The Marine Reserves Act has been in place since 1971. One of the priority actions for marine biodiversity in the New Zealand Biodiversity Strategy was a review of the Act to better protect marine biodiversity.
In October 2000 the Department of Conservation issued a discussion document on the review of the Act, which attracted 256 public submissions.
The Marine Reserves Bill was subsequently drafted and introduced to Parliament in June 2002.
The bill would establish marine reserves as the main tool to protect marine life and environments that are considered, rare, distinctive or representative.
It establishes a framework in which marine reserves would be proposed, consulted on, managed and enforced, confirms that they would be strictly “no take” reserves, and outlines which other activities would be permitted or banned within marine reserves.
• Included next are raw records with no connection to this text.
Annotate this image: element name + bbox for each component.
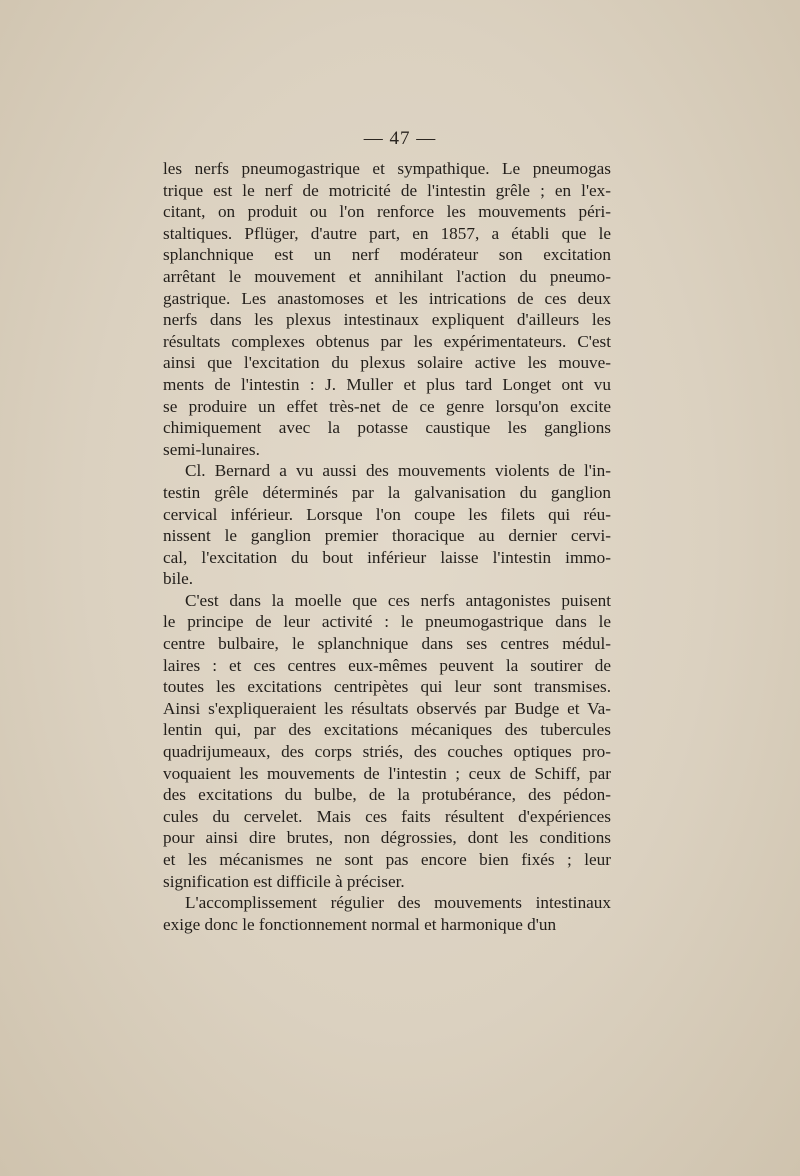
text-line: se produire un effet très-net de ce genre lorsqu'on excite [163, 396, 611, 416]
paragraph-1 [163, 158, 611, 460]
paragraph-3 [163, 590, 611, 892]
text-line: testin grêle déterminés par la galvanisation du ganglion [163, 482, 611, 502]
text-line: C'est dans la moelle que ces nerfs antagonistes puisent [185, 590, 611, 610]
paragraph-2 [163, 460, 611, 590]
text-line: et les mécanismes ne sont pas encore bien fixés ; leur [163, 850, 611, 869]
text-line: centre bulbaire, le splanchnique dans ses centres médul- [163, 634, 611, 654]
page-number: — 47 — [363, 128, 437, 149]
text-line: laires : et ces centres eux-mêmes peuvent la soutirer de [163, 655, 611, 675]
text-line: cervical inférieur. Lorsque l'on coupe les filets qui réu- [163, 504, 611, 524]
text-line: des excitations du bulbe, de la protubérance, des pédon- [163, 785, 611, 805]
text-line: chimiquement avec la potasse caustique les ganglions [163, 418, 611, 438]
text-line: quadrijumeaux, des corps striés, des couches optiques pro- [163, 742, 611, 762]
text-line: Cl. Bernard a vu aussi des mouvements violents de l'in- [185, 461, 611, 481]
text-line: Ainsi s'expliqueraient les résultats observés par Budge et Va- [163, 698, 611, 718]
text-line: exige donc le fonctionnement normal et harmonique d'un [163, 914, 557, 934]
text-line: le principe de leur activité : le pneumogastrique dans le [163, 612, 611, 632]
text-line: signification est difficile à préciser. [163, 871, 405, 891]
text-line: lentin qui, par des excitations mécaniques des tubercules [163, 720, 611, 740]
text-line: staltiques. Pflüger, d'autre part, en 1857, a établi que le [163, 223, 611, 243]
text-line: arrêtant le mouvement et annihilant l'action du pneumo- [163, 266, 611, 286]
body-text [163, 158, 611, 935]
text-line: cal, l'excitation du bout inférieur laisse l'intestin immo- [163, 547, 611, 567]
text-line: nerfs dans les plexus intestinaux expliquent d'ailleurs les [163, 310, 611, 330]
text-line: résultats complexes obtenus par les expérimentateurs. C'est [163, 331, 611, 351]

The bill had its first reading in Parliament in October 2002, when it was referred to the Local Government and Environment Select Committee, and public submissions on the bill closed in 2003. However, the bill is yet to be passed into law.
Forest & Bird considers that the following changes to the Marine Reserves Act are essential if it is to become an effective tool for marine conservation:
The area in which reserves can be established should be extended to cover all of New Zealand's Exclusive Economic Zone (200 nautical miles from the coast). Currently marine reserves can only be created within our territorial sea (12 nautical miles from shore).
There must be a network of reserves to protect representative environments, such as different habitats, unusual areas and spawning areas.
The purpose of marine reserves must be expanded to include protection of biodiversity.
The reserves application process must be simplified so it is faster and cheaper (currently applications can take many years to be processed).
The Conservation Minister (rather than the Fisheries Minister) should have the final say on the location and size of marine reserves.
Reserves must be strictly no-take (no fishing or mining).